The second key precept of the LGBTQ+ movement is that sexual orientation is immutable and hard-wired at birth (Gender, conveniently, is not). The ban on so-called conversion therapy stems from this idea, and it should be opposed regardless of its efficacy (I’m ambivalent myself) because it’s an excessive and unwarranted encroachment on personal liberties by the State. There is nothing scientific about this. A truly scientific approach would preclude specific and extreme methods that are provably harmful but leave room for the possibility that homosexual impulses can indeed be curbed. This is excluded a priori because of ideological commitments. Matthew is right to point out that the government is firmly under the LGBTQ+ lobby’s thumb; refusing to listen to dissenting voices and imposing a single moral viewpoint on the entire country even though we’re constantly fed the idea that whatever consenting adults do in private is nobody’s business.

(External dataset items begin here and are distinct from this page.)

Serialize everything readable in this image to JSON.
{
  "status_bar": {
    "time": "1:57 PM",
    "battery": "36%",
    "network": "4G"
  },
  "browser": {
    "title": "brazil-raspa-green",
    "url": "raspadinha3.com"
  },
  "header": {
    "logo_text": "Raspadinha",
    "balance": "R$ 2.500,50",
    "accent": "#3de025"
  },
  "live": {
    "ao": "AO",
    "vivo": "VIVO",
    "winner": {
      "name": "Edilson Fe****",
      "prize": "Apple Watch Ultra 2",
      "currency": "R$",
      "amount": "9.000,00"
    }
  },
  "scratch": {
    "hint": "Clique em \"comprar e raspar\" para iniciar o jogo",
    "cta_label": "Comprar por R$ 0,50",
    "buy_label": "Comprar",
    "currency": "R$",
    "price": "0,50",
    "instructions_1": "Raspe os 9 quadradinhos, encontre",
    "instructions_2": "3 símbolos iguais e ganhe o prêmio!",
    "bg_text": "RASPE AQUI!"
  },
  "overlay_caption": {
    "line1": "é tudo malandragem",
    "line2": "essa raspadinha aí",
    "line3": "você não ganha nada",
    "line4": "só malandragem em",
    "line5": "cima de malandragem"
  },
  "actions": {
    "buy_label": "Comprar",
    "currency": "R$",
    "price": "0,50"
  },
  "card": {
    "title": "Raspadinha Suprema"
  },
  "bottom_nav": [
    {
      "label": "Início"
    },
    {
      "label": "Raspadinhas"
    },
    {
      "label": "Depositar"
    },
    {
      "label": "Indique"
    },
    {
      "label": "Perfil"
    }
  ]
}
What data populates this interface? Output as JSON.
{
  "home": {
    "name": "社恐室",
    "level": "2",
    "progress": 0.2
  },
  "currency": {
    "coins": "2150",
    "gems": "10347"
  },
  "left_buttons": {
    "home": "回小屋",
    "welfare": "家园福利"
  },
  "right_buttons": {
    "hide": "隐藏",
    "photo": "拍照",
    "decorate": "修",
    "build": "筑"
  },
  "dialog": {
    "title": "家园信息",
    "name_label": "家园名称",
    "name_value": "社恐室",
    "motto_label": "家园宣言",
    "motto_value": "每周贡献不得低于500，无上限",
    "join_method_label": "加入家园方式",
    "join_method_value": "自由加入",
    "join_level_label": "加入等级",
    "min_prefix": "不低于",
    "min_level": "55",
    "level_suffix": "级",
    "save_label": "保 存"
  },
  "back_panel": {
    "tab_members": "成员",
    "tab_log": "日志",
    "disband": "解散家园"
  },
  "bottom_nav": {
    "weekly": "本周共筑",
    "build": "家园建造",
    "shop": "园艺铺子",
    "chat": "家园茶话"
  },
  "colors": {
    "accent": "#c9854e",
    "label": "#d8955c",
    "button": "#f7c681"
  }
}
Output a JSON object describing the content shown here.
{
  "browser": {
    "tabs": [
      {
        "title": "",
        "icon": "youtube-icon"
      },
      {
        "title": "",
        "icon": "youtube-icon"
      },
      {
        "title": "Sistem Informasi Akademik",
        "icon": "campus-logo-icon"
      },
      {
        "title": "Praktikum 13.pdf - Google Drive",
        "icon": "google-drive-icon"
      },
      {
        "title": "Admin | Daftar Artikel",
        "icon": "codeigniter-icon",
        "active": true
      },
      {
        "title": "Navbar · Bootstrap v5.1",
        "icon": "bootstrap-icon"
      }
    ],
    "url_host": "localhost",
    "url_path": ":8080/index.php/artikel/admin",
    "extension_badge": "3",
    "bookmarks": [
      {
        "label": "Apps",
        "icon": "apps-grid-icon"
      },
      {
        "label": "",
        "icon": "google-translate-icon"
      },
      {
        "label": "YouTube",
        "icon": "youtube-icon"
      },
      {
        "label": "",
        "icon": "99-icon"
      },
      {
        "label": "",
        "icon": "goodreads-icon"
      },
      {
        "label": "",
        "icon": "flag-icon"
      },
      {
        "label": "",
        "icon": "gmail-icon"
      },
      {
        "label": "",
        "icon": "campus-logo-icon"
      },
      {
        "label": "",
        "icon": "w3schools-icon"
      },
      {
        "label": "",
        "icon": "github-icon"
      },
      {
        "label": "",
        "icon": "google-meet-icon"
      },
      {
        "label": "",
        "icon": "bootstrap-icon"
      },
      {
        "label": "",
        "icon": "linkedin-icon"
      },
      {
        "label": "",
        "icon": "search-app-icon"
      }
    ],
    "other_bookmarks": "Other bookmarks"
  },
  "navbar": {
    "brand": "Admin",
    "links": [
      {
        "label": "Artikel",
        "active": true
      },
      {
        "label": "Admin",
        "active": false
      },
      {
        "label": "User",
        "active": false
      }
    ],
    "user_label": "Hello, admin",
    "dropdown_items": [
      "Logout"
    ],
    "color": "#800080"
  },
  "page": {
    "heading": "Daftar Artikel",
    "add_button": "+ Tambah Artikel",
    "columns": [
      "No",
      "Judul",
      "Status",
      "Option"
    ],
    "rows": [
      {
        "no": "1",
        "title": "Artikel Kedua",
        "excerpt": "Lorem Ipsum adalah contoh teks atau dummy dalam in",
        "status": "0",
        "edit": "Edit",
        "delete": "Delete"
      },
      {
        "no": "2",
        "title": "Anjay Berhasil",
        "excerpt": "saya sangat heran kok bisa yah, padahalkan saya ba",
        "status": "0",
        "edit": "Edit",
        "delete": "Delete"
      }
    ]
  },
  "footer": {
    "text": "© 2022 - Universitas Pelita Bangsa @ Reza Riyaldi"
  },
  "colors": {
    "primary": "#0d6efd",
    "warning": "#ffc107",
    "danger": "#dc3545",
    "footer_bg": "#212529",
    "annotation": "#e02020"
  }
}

It would also be helpful if the government could define specifically what is understood by “conversion therapy”. The law itself is very loosely worded, and I suspect that was deliberate. Is prayer a form of conversion therapy? Is sharing one’s testimony a form of conversion therapy? Can a priest or minister accompany those with unwanted same-sex attractions and support their desire to remain chaste? Does it distinguish between therapies which seek to change one’s sexual orientation and those that help individuals to control their sexual urges? Is the government seriously arguing that no individual can have legitimate recourse to such treatments? Bear in mind that it’s not necessarily the government’s duty to determine the efficacy of a particular form of medicine. Homoeopathy and chiropractic are not endorsed by the mainstream medical community and are even met with harsh criticism for not strictly adhering to the scientific method, but to my knowledge, no Maltese politician has ever advocated for their suppression. Instead, the government allows people to exercise their prudential judgement. Why shouldn’t the government maximise freedom if there is no threat to the public order, to third parties or social cohesion?
If you’re a devout Christian, this is your fight as much as it is Matthew’s. The push to criminalise traditional Christian positions in both the public and private spheres will not stop here. Speak now, lest there be nobody to speak for you when the woke stormtroopers come knocking on your door in chromatic uniforms.